Editor's note: Since the 1990s when China started to deregulate its housing sector, the push towards a more privatized real estate market has brought both pros and cons. Recently, a leading Professor from Renmin University, wrote an article on his blog questioning the validity of real estate and land pricing. What follows is a direct translation.
On Wednesday, Lu Xinshe, vice-minister of Land and Resources, released a MLR report on prices of land. The report, based on a survey on 620 real estate projects across the country, claims that, in average, land costs only account for 23.2 percent of the real estate prices, lower than many countries such as the US, the UK, Japan, South Korea and Singapore.
It implies that land prices cannot be blamed for the rocketing costs of housing.

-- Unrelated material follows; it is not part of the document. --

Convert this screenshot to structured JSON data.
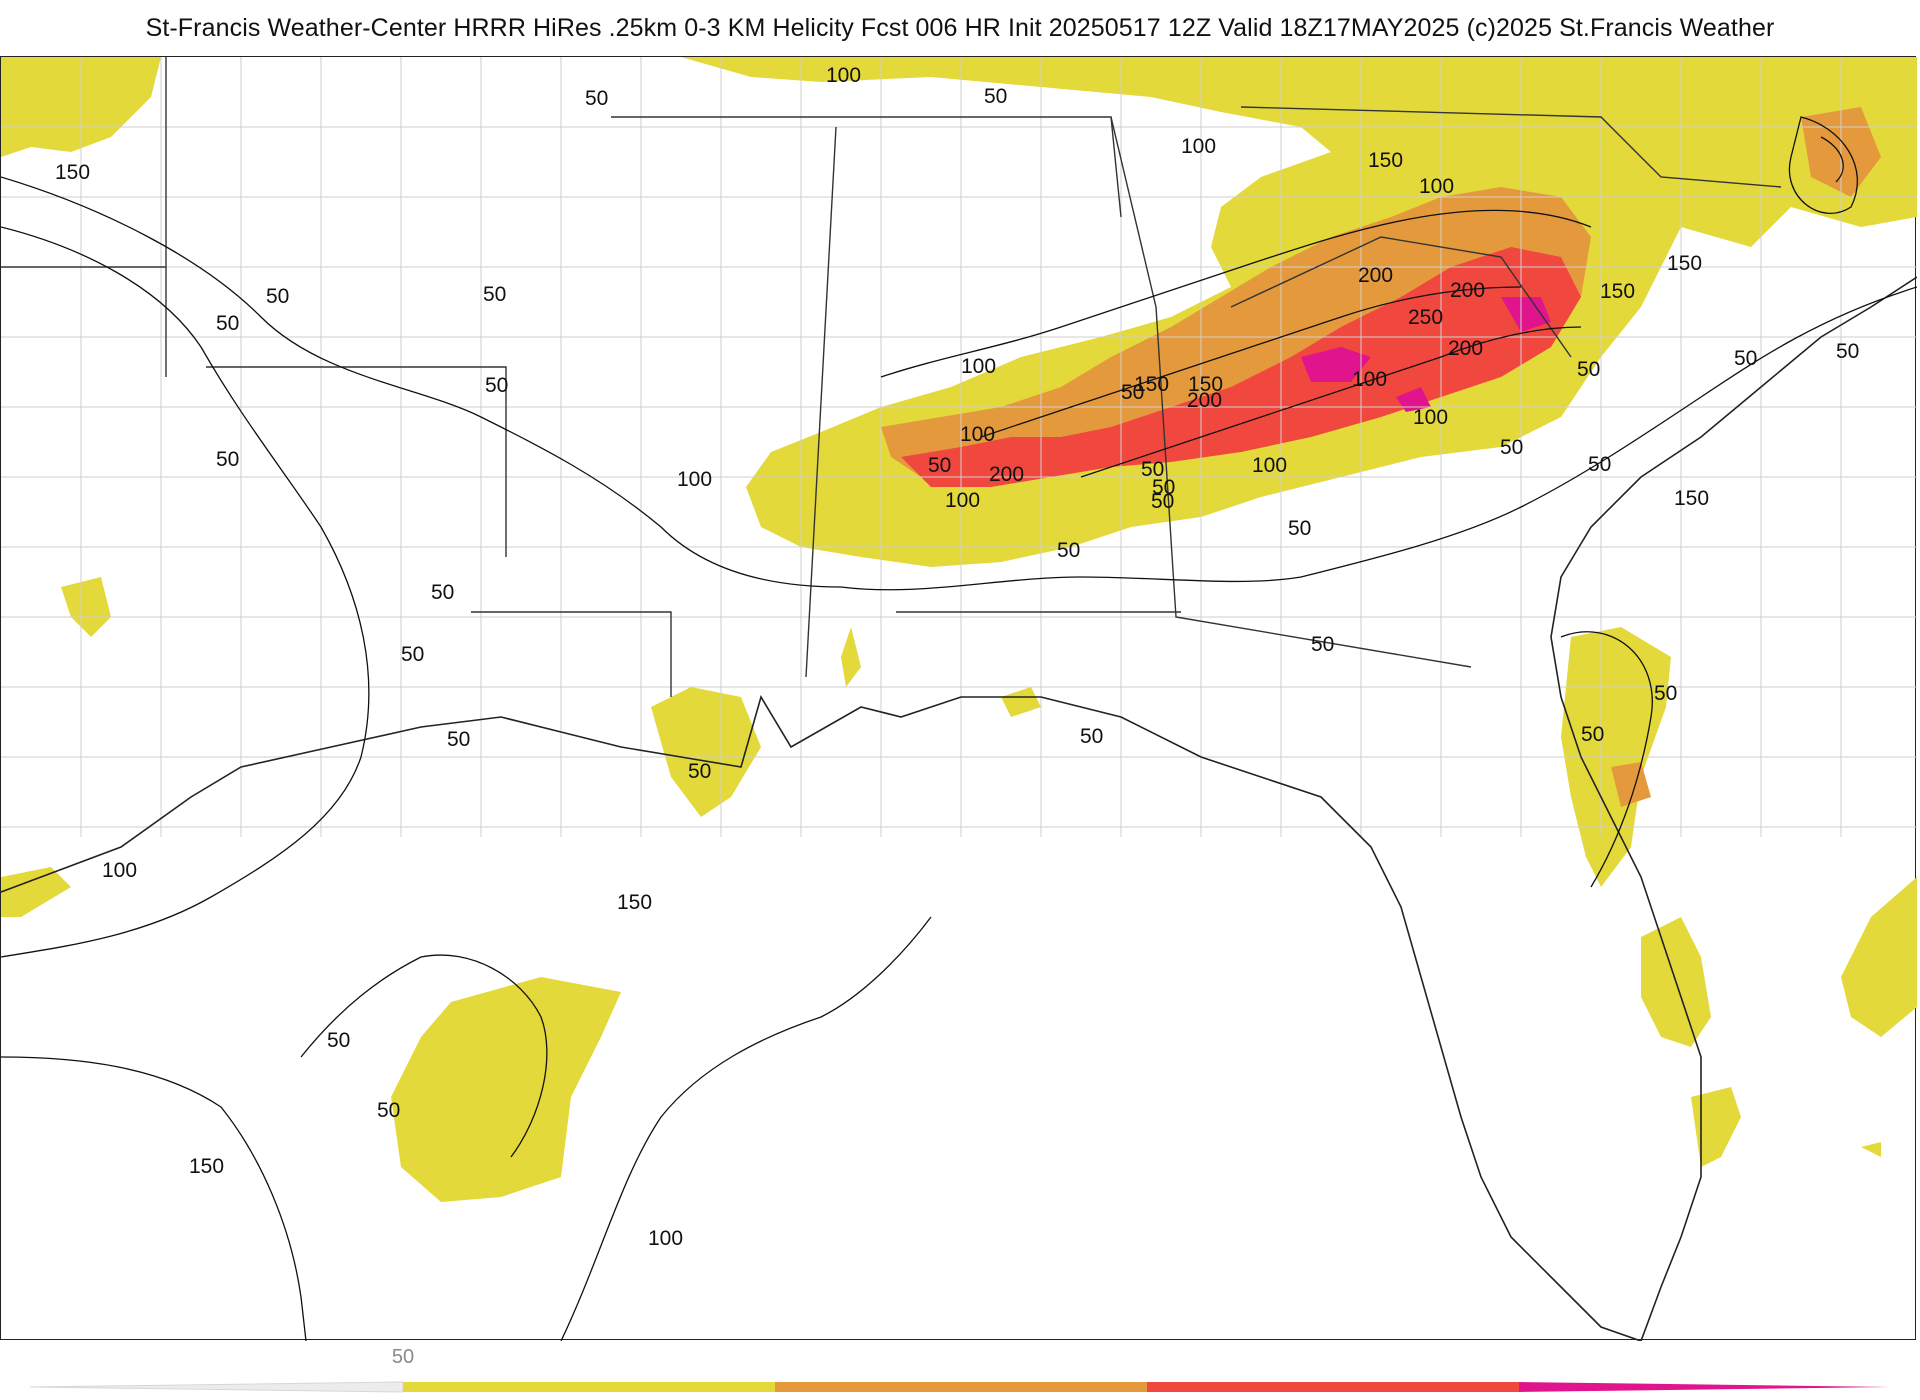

However, if the methods of the survey are looked at closely, we see it did not follow statistical rules and scientific methodology.
Though the Ministry of Land and Resources said it had surveyed 620 projects, for a country as vast as China, they should have polled at least thousands of samples. The methods of sampling are not revealed, too, leading to more doubts on whether it could reflect the whole picture of China's real estate market.

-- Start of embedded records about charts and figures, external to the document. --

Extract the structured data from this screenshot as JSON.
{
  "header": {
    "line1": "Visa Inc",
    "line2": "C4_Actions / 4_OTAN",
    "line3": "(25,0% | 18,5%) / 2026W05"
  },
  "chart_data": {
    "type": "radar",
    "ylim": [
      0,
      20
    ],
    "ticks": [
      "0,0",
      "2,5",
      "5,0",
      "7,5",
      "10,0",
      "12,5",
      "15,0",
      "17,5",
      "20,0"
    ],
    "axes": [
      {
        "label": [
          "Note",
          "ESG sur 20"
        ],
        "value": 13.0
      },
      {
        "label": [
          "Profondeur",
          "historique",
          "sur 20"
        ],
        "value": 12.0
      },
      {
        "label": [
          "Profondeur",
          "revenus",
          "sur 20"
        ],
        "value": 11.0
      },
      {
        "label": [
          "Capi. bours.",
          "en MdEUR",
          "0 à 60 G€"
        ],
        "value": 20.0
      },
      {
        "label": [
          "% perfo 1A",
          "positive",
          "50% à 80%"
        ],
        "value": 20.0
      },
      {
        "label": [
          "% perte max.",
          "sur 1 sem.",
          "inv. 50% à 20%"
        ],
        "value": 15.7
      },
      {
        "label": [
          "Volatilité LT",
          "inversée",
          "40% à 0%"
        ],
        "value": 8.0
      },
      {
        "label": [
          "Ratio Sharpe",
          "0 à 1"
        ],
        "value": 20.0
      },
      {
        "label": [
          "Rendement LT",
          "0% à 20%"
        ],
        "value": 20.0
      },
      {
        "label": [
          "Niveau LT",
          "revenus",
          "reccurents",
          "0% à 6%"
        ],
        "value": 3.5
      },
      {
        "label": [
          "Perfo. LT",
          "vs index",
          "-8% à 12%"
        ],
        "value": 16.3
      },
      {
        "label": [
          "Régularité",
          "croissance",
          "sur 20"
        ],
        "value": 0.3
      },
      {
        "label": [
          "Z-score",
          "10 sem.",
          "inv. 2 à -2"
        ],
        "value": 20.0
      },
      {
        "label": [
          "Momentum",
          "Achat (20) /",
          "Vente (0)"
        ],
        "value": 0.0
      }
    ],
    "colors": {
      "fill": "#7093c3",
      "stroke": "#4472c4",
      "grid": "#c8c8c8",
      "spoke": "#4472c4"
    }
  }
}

Another flaw in the method of conducting the survey was that the ministry sent out forms to local authorities and real estate developers to fill in information about land prices.

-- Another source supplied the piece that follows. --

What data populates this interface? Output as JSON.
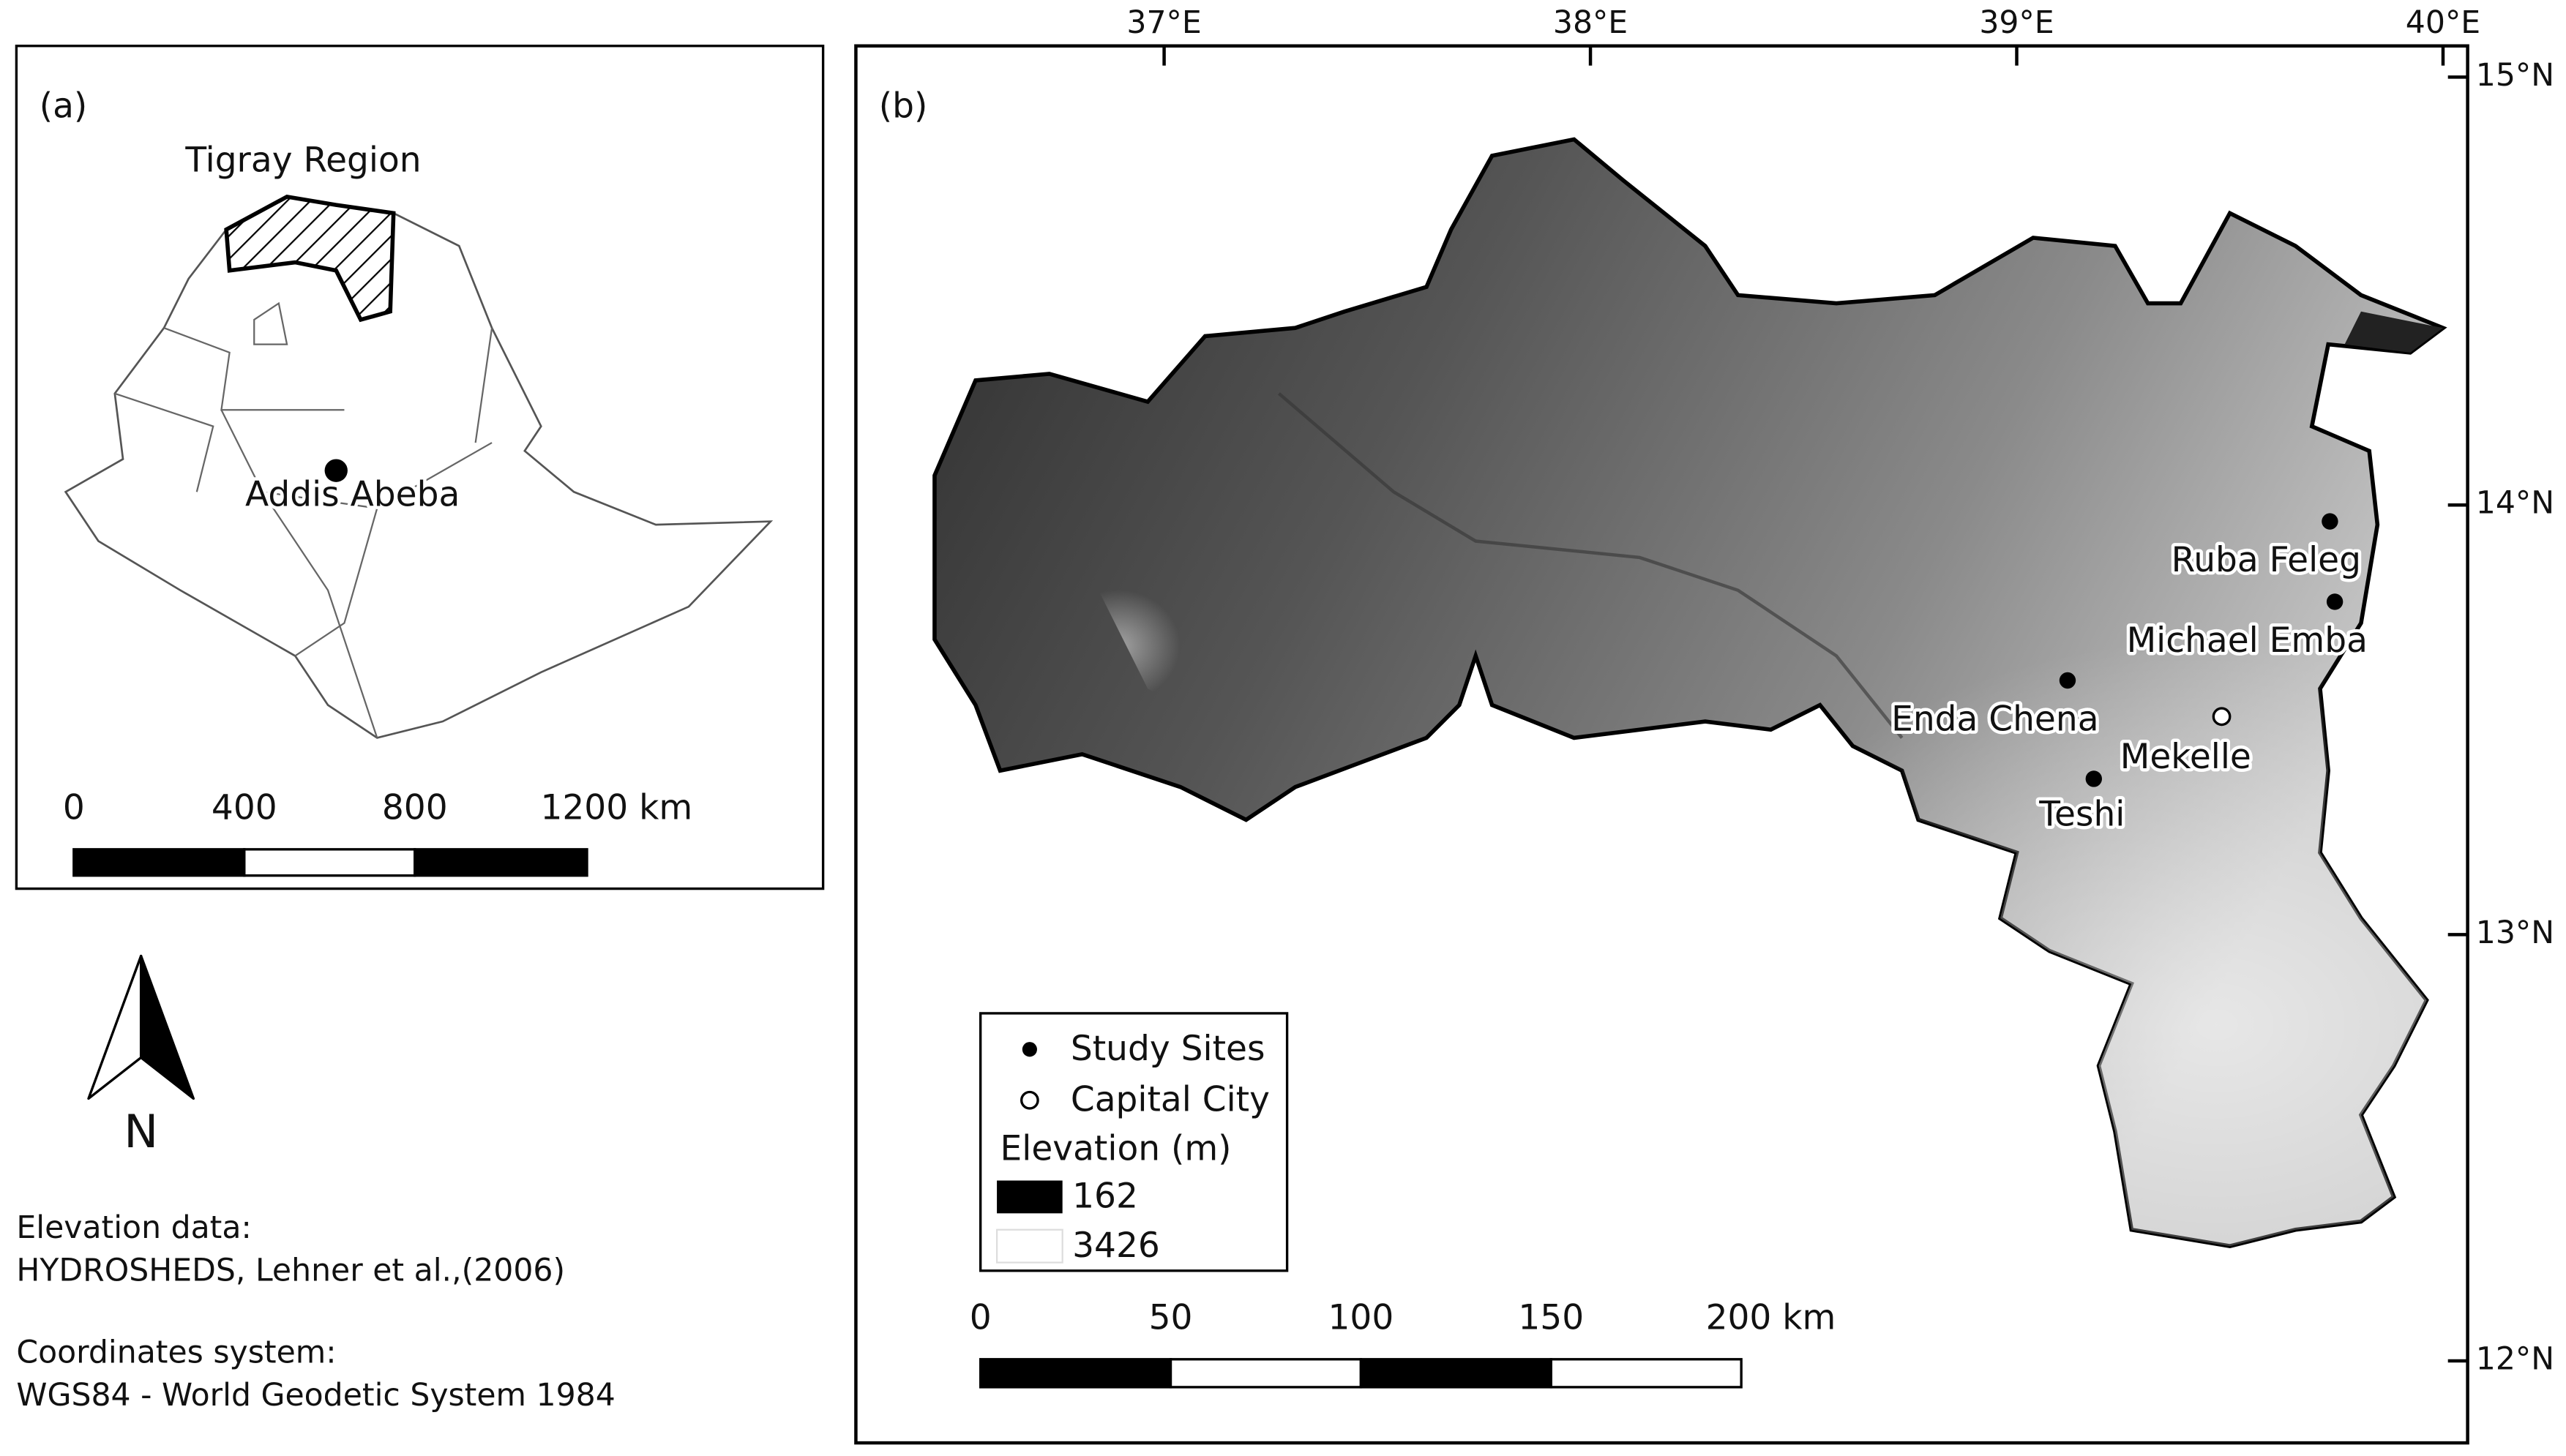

To offer a trustworthy report on the land and housing prices, the best way is to commission an independent non-governmental agency or agencies to conduct the survey. Since independent agencies are not stakeholders in the real estate market, their surveys should be relatively authentic and reliable.
A non-governmental organization released a similar report on land and housing prices in March.
The All-China Federation of Industry and Commerce released its survey results, which showed land prices accounted for 58.2 percent of the housing costs.
Judging from common sense and experience, the figure seemed closer to reality.
The survey should also consider the regional imbalance of housing prices. In many metropolises, such as Beijing, Shanghai, Guangzhou, Shenzhen and Hangzhou, housing prices have become unaffordable for families with low and medium incomes. Separate figures for these cities should be recorded and made public.